Andrew Giuliani, a Republican candidate for governor of New York, said the race-based policy in a Democratic-controlled city and state is “a politically motivated narrative.”

“They are not treating everybody equally,” Mr. Giuliani said in an interview. “This should be based off of risk factors. It should be based off of age, and if someone is immunocompromised, or obesity levels. The fact that they’re taking race as a primary factor in this, I think is absolutely absurd.”

Vermont Gov. Phil Scott, a Republican, announced in April that anyone 16 or older who identified as Black, Indigenous or a person of color (BIPOC) could get a COVID-19 vaccine.

State Health Commissioner Mark Levine said at the time that people of color were prioritized for the vaccine because of their higher rates of COVID-19 and lower rates of vaccination.

The Centers for Disease Control and Prevention said in a Nov. 30 memo that the COVID-19 pandemic “has brought social and racial injustice and inequity to the forefront of public health.”

“It has highlighted that health equity is still not a reality as COVID-19 has unequally affected many racial and ethnic minority groups, putting them more at risk of getting sick and dying from COVID-19,” the agency said. “The term ‘racial and ethnic minority groups’ includes people of color with a wide variety of backgrounds and experiences. Negative experiences are common to many people within these groups, and some social determinants of health have historically prevented them from having fair opportunities for economic, physical, and emotional health. Social determinants of health are the conditions in the places where people live, learn, work, play, and worship that affect a wide range of health risks and outcomes.”

CDC data shows that the vaccination rates of Black and Hispanic people are lower than for Whites. The agency said 58% of White people have received at least one COVID-19 vaccine dose, compared with 56% of Hispanic people and 51% of Black people. Critics say vaccination status, not race, should be the determining factor in treatments.

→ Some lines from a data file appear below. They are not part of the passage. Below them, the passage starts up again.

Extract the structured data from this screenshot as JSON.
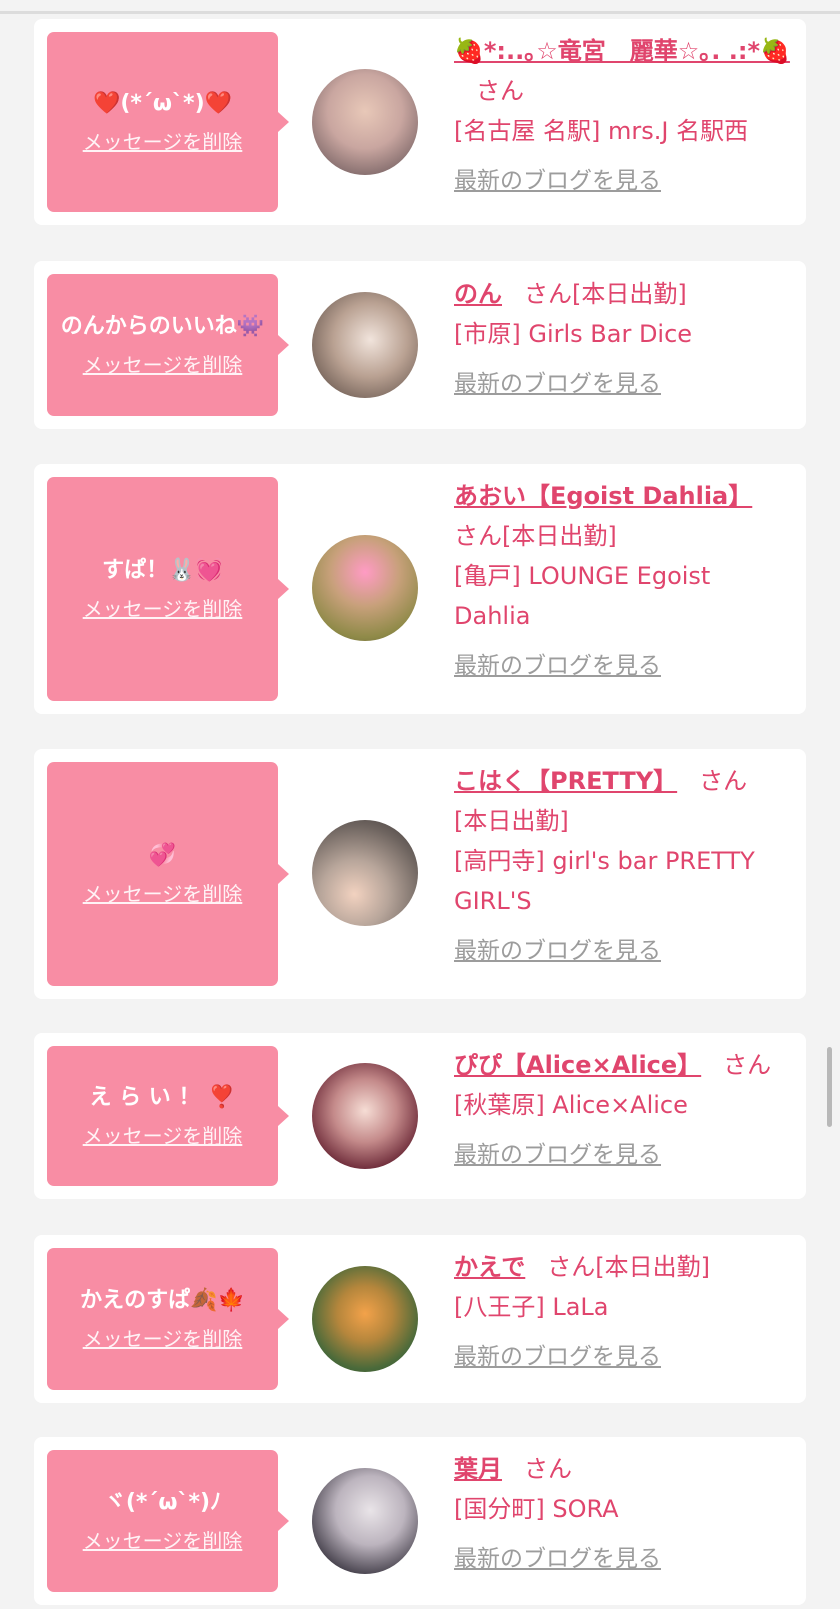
{
  "delete_label": "メッセージを削除",
  "blog_label": "最新のブログを見る",
  "colors": {
    "accent": "#e0456d",
    "bubble": "#f88da4",
    "muted": "#9c9c9c",
    "background": "#f3f3f3"
  },
  "items": [
    {
      "message": "❤️(*´ω`*)❤️",
      "name": "🍓*:..｡☆竜宮　麗華☆｡. .:*🍓",
      "san": "さん",
      "status": "",
      "shop": "[名古屋 名駅] mrs.J 名駅西"
    },
    {
      "message": "のんからのいいね👾",
      "name": "のん",
      "san": "さん",
      "status": "[本日出勤]",
      "shop": "[市原] Girls Bar Dice"
    },
    {
      "message": "すぱ！🐰💓",
      "name": "あおい【Egoist Dahlia】",
      "san": "さん",
      "status": "[本日出勤]",
      "shop": "[亀戸] LOUNGE Egoist Dahlia"
    },
    {
      "message": "💞",
      "name": "こはく【PRETTY】",
      "san": "さん",
      "status": "[本日出勤]",
      "shop": "[高円寺] girl's bar PRETTY GIRL'S"
    },
    {
      "message": "え ら い ！ ❣️",
      "name": "ぴぴ【Alice×Alice】",
      "san": "さん",
      "status": "",
      "shop": "[秋葉原] Alice×Alice"
    },
    {
      "message": "かえのすぱ🍂🍁",
      "name": "かえで",
      "san": "さん",
      "status": "[本日出勤]",
      "shop": "[八王子] LaLa"
    },
    {
      "message": "ヾ(*´ω`*)ﾉ",
      "name": "葉月",
      "san": "さん",
      "status": "",
      "shop": "[国分町] SORA"
    }
  ]
}
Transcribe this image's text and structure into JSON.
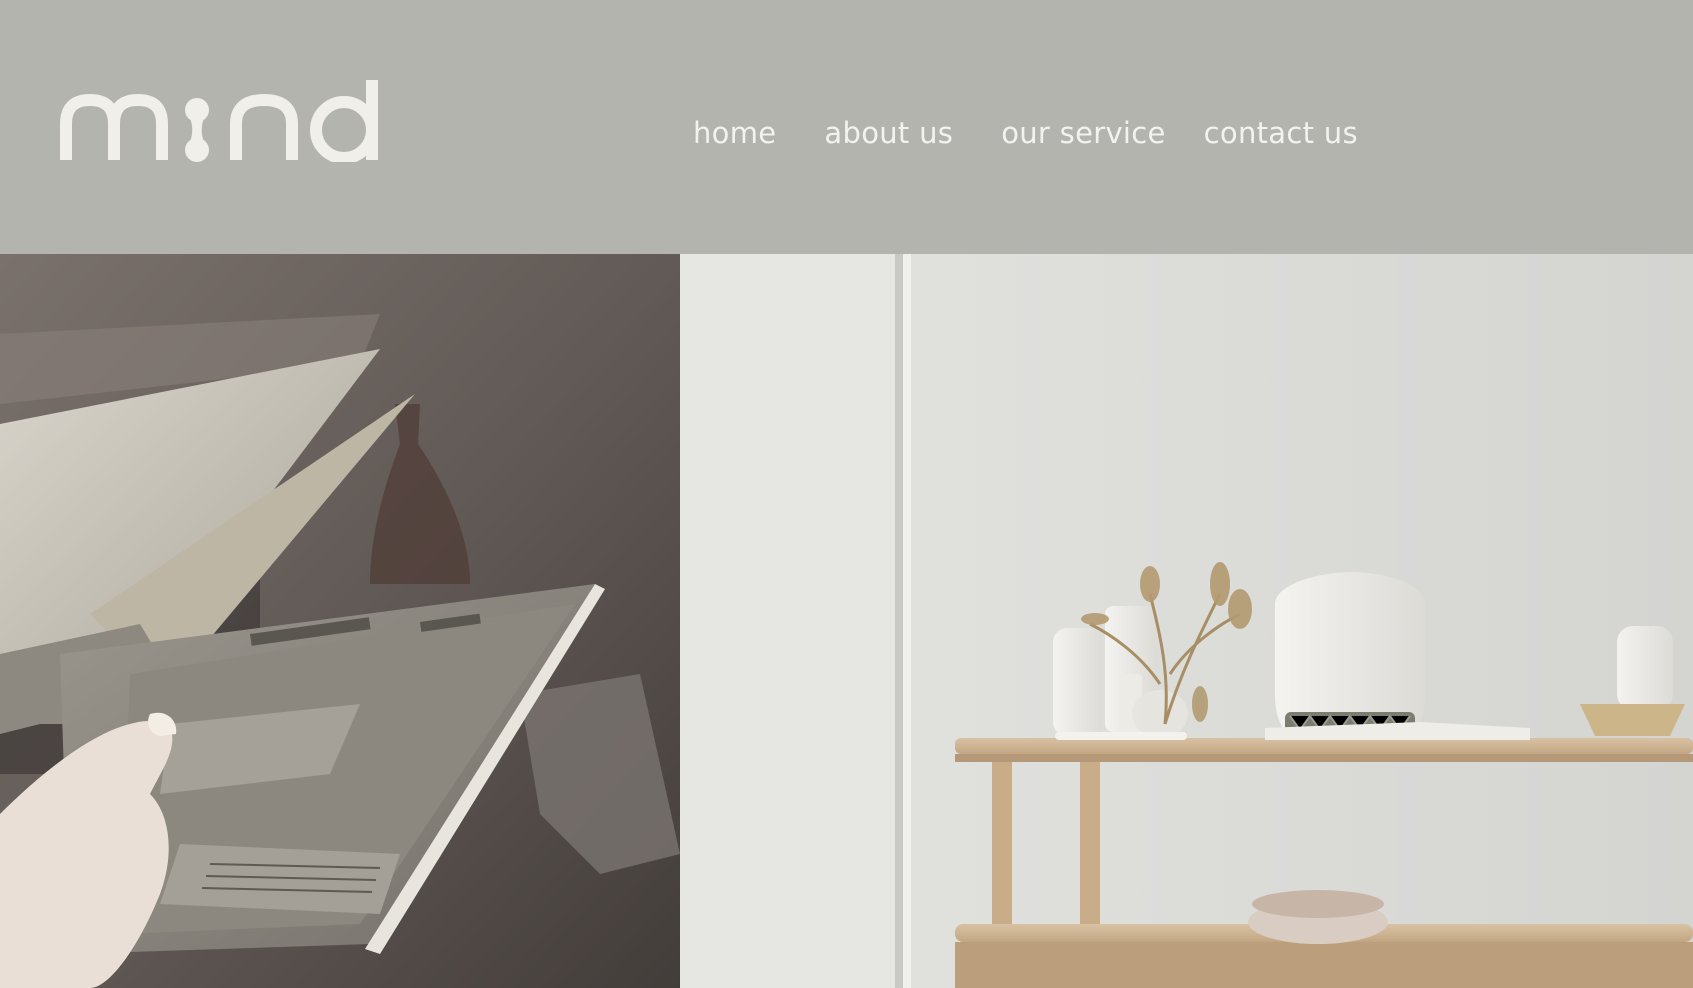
{
  "brand": {
    "logo_text": "mind",
    "logo_icon": "mind-wordmark-logo"
  },
  "nav": {
    "items": [
      {
        "label": "home"
      },
      {
        "label": "about us"
      },
      {
        "label": "our service"
      },
      {
        "label": "contact us"
      }
    ]
  },
  "colors": {
    "header_bg": "#b3b4ae",
    "nav_text": "#f2f2ee",
    "logo": "#f0efe9"
  },
  "images": {
    "left": "hand-holding-open-magazine-photo",
    "right": "wooden-shelf-with-white-vases-photo"
  }
}
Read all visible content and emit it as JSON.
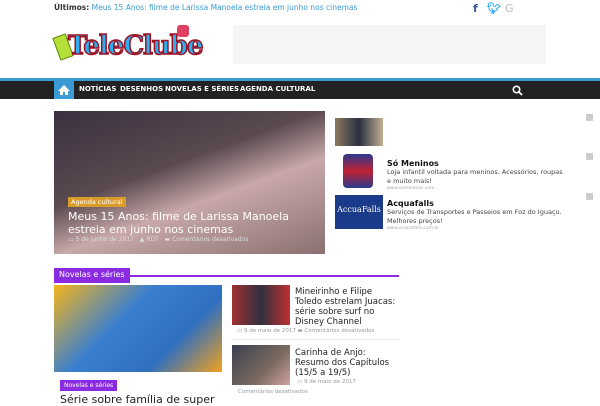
{
  "topbar": {
    "latest_label": "Últimos:",
    "latest_link": "Meus 15 Anos: filme de Larissa Manoela estreia em junho nos cinemas",
    "social": [
      {
        "icon": "facebook-icon",
        "glyph": "f",
        "color": "#3b5998"
      },
      {
        "icon": "twitter-icon",
        "glyph": "t",
        "color": "#1da1f2"
      },
      {
        "icon": "google-icon",
        "glyph": "G",
        "color": "#bbbbbb"
      }
    ]
  },
  "logo": {
    "text": "TeleClube"
  },
  "nav": {
    "items": [
      "NOTÍCIAS",
      "DESENHOS",
      "NOVELAS E SÉRIES",
      "AGENDA CULTURAL"
    ],
    "accent": "#3b9bd3"
  },
  "slider": {
    "tag": "Agenda cultural",
    "title": "Meus 15 Anos: filme de Larissa Manoela estreia em junho nos cinemas",
    "date": "5 de junho de 2017",
    "author": "RDT",
    "comments": "Comentários desativados"
  },
  "sidebar": {
    "ads": [
      {
        "title": "Só Meninos",
        "desc": "Loja infantil voltada para meninos. Acessórios, roupas e muito mais!",
        "url": "www.someninos.com"
      },
      {
        "title": "Acquafalls",
        "desc": "Serviços de Transportes e Passeios em Foz do Iguaçu. Melhores preços!",
        "url": "www.acquafalls.com.br",
        "logo": "AccuaFalls"
      }
    ]
  },
  "section": {
    "title": "Novelas e séries",
    "accent": "#8a2be2",
    "featured": {
      "tag": "Novelas e séries",
      "title": "Série sobre família de super"
    },
    "articles": [
      {
        "title": "Mineirinho e Filipe Toledo estrelam Juacas: série sobre surf no Disney Channel",
        "date": "9 de maio de 2017",
        "comments": "Comentários desativados"
      },
      {
        "title": "Carinha de Anjo: Resumo dos Capítulos (15/5 a 19/5)",
        "date": "9 de maio de 2017",
        "comments": "Comentários desativados"
      }
    ]
  }
}
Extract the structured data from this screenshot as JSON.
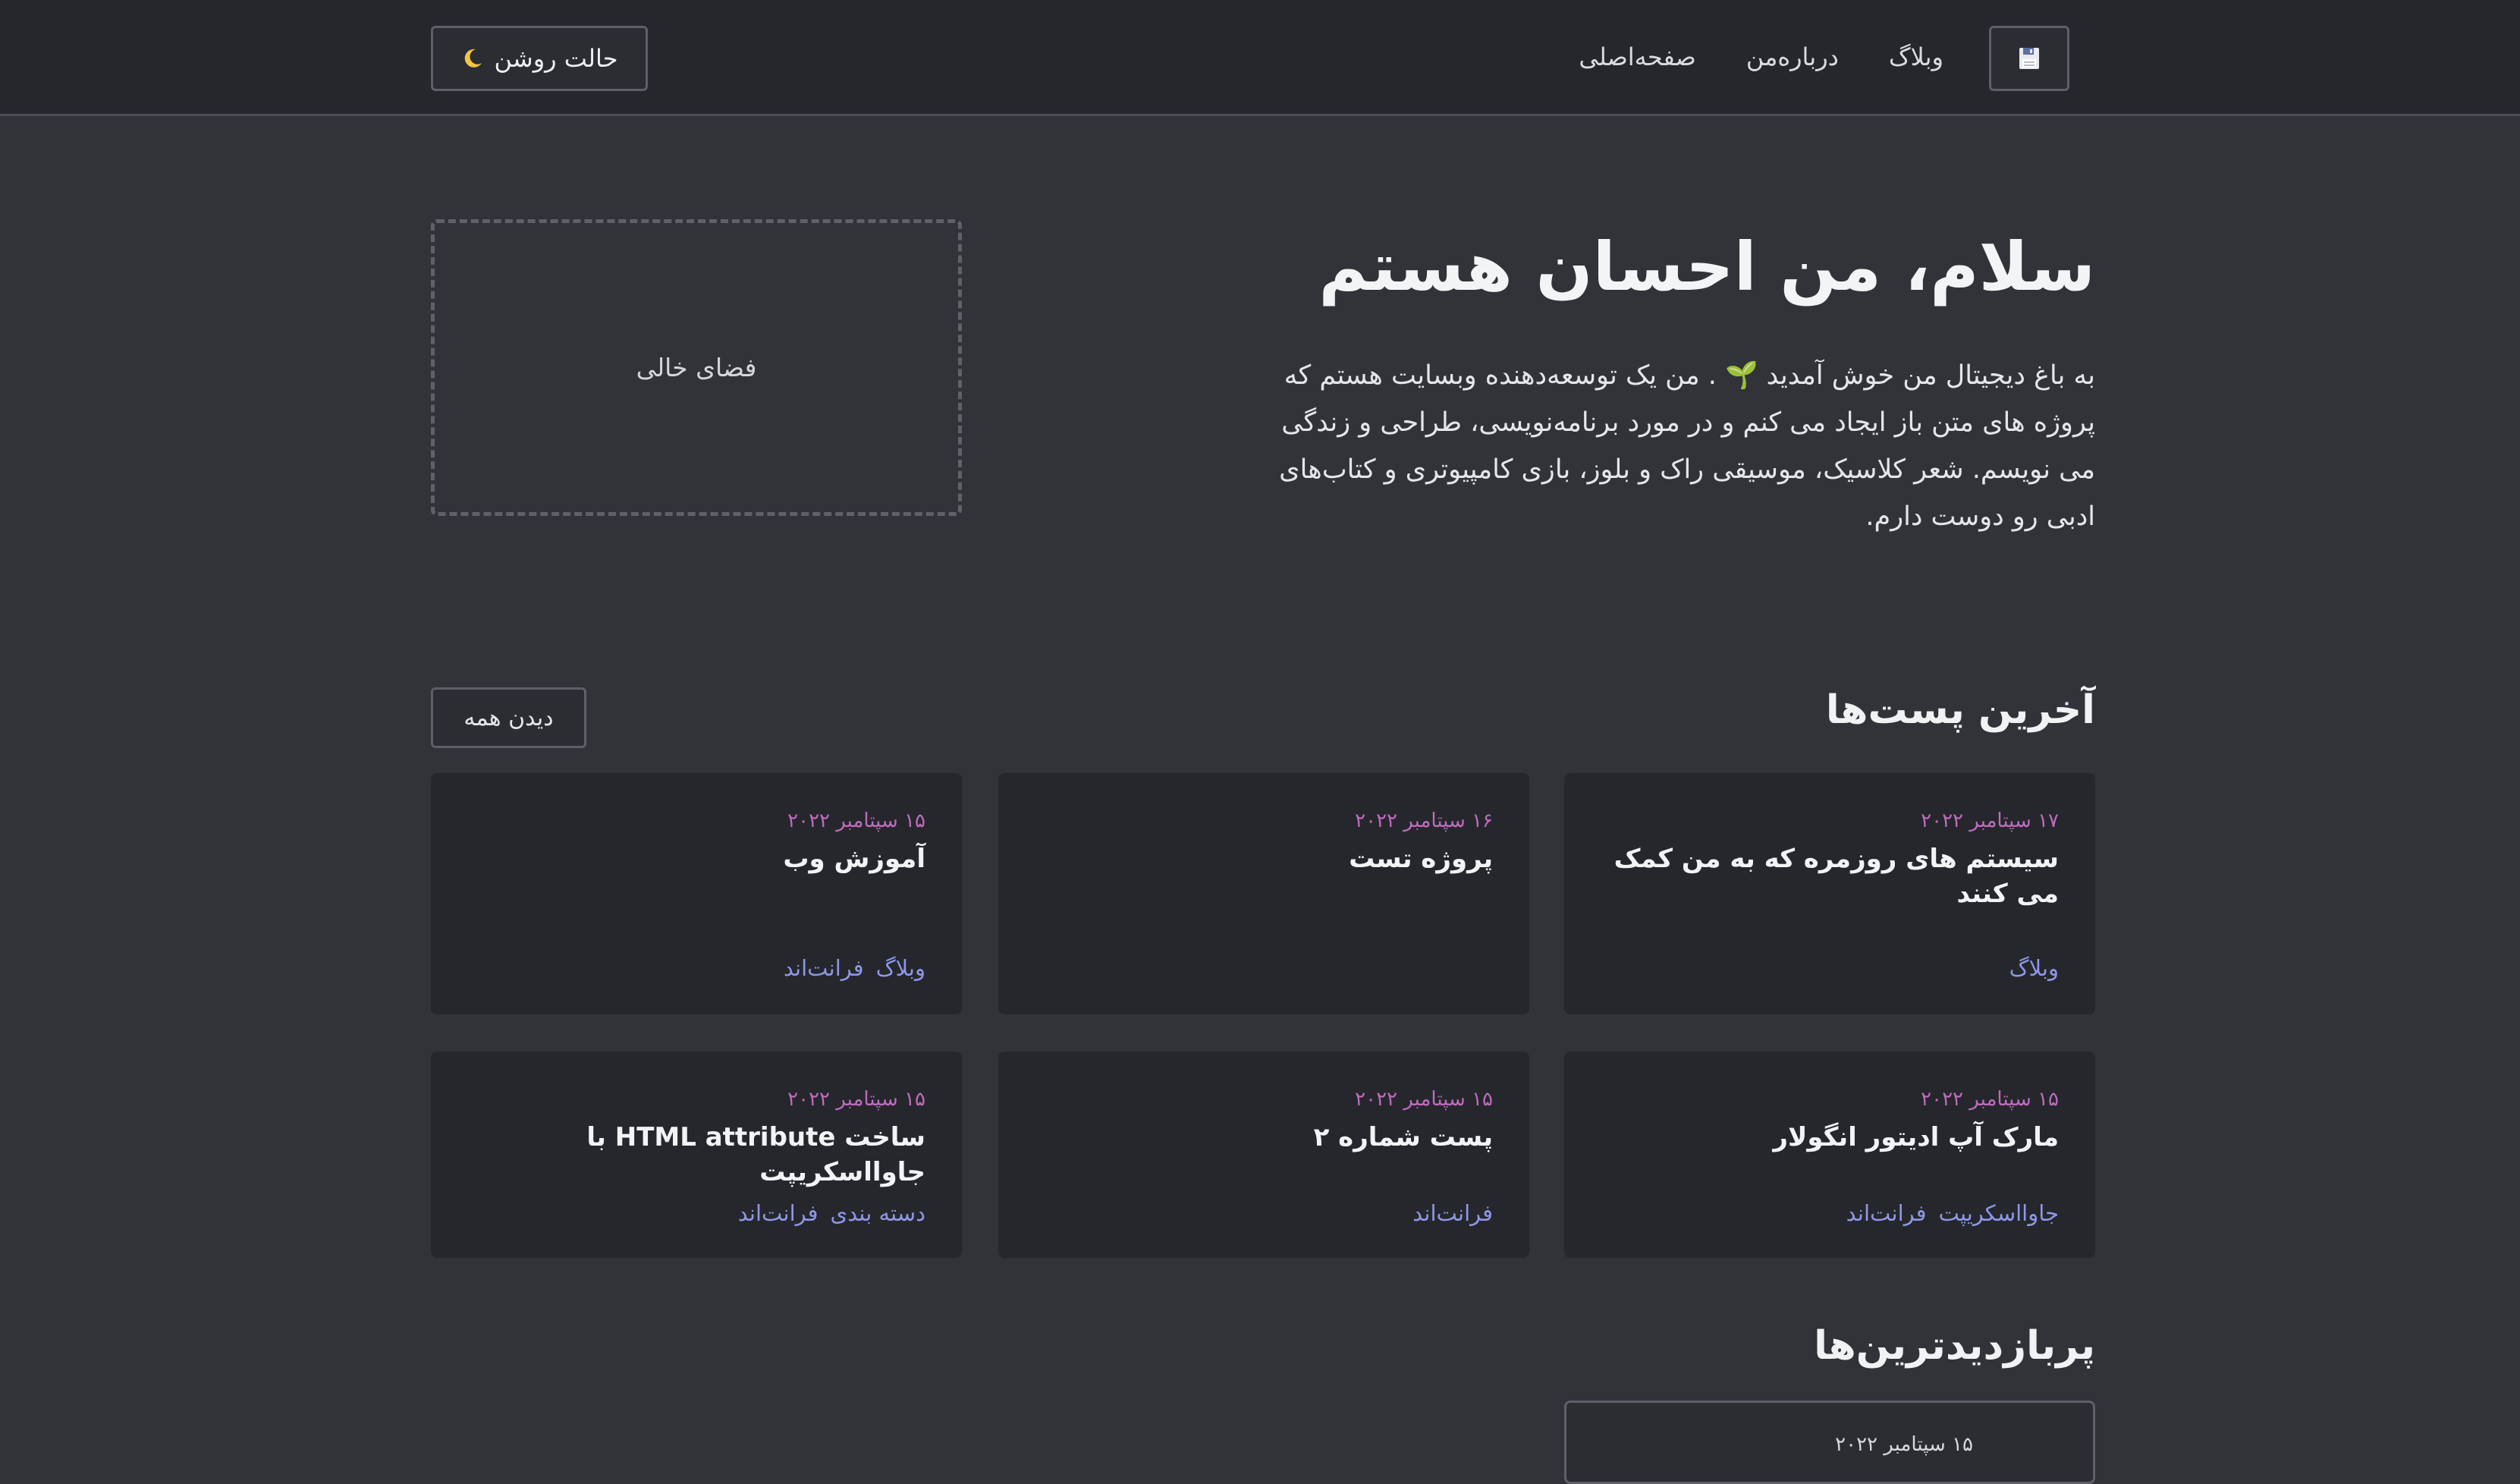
{
  "header": {
    "theme_toggle_label": "حالت روشن",
    "nav": {
      "home": "صفحه‌اصلی",
      "about": "درباره‌من",
      "blog": "وبلاگ"
    },
    "logo_icon": "floppy-disk-icon",
    "theme_icon": "crescent-moon-icon"
  },
  "hero": {
    "placeholder": "فضای خالی",
    "title": "سلام، من احسان هستم",
    "description": "به باغ دیجیتال من خوش آمدید 🌱 . من یک توسعه‌دهنده وبسایت هستم که پروژه های متن باز ایجاد می کنم و در مورد برنامه‌نویسی، طراحی و زندگی می نویسم. شعر کلاسیک، موسیقی راک و بلوز، بازی کامپیوتری و کتاب‌های ادبی رو دوست دارم."
  },
  "latest": {
    "title": "آخرین پست‌ها",
    "see_all": "دیدن همه",
    "posts": [
      {
        "date": "۱۷ سپتامبر ۲۰۲۲",
        "title": "سیستم های روزمره که به من کمک می کنند",
        "tags": [
          "وبلاگ"
        ]
      },
      {
        "date": "۱۶ سپتامبر ۲۰۲۲",
        "title": "پروژه تست",
        "tags": []
      },
      {
        "date": "۱۵ سپتامبر ۲۰۲۲",
        "title": "آموزش وب",
        "tags": [
          "وبلاگ",
          "فرانت‌اند"
        ]
      },
      {
        "date": "۱۵ سپتامبر ۲۰۲۲",
        "title": "مارک آپ ادیتور انگولار",
        "tags": [
          "جاوااسکریپت",
          "فرانت‌اند"
        ]
      },
      {
        "date": "۱۵ سپتامبر ۲۰۲۲",
        "title": "پست شماره ۲",
        "tags": [
          "فرانت‌اند"
        ]
      },
      {
        "date": "۱۵ سپتامبر ۲۰۲۲",
        "title": "ساخت HTML attribute با جاوااسکریپت",
        "tags": [
          "دسته بندی",
          "فرانت‌اند"
        ]
      }
    ]
  },
  "popular": {
    "title": "پربازدیدترین‌ها",
    "posts": [
      {
        "date": "۱۵ سپتامبر ۲۰۲۲"
      }
    ]
  },
  "colors": {
    "background": "#313338",
    "header": "#25272c",
    "card": "#25272c",
    "date_accent": "#c06bbd",
    "tag_accent": "#8e97e8"
  }
}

The controversy is not limited to blue states. In November, Republican gubernatorial candidate Don Huffines accused Texas agencies under the administration of Republican Gov. Greg Abbott of discriminating against White and Asian Americans who need monoclonal antibodies.

“If I was governor, we would not be allowing these racist policies in Texas,” Mr. Huffines said in a statement. “Policies that discriminate against Texans will immediately cease when I am governor.”

Texas officials deny using any race-based policy in delivering COVID-19 treatments. Chris Van Deusen, a spokesperson for the Texas Department of State Health Services, told USA Today in November that any person of any race with a doctor’s prescription is eligible to receive monoclonal antibody treatment.

Mr. Abbott, who was treated with Regeneron’s monoclonal antibodies in August after testing positive for COVID-19, announced on Dec. 31 that Texas had requested more federally supported testing locations and medical personnel and “additional federal allocations of monoclonal antibodies.”

“Detecting COVID-19 and preventing COVID-related hospitalizations are critical to our fight against this virus,” Mr. Abbott said in a statement. “While the Biden administration has cut supplies of monoclonal antibody treatments and testing kits when they are needed most, the state of Texas is urging the federal government to step up in this fight and provide the resources necessary to help protect Texans. Testing sites, additional medical staff, and continued shipments of therapeutics from the federal government will help us continue to save lives and mitigate the spread of COVID-19.”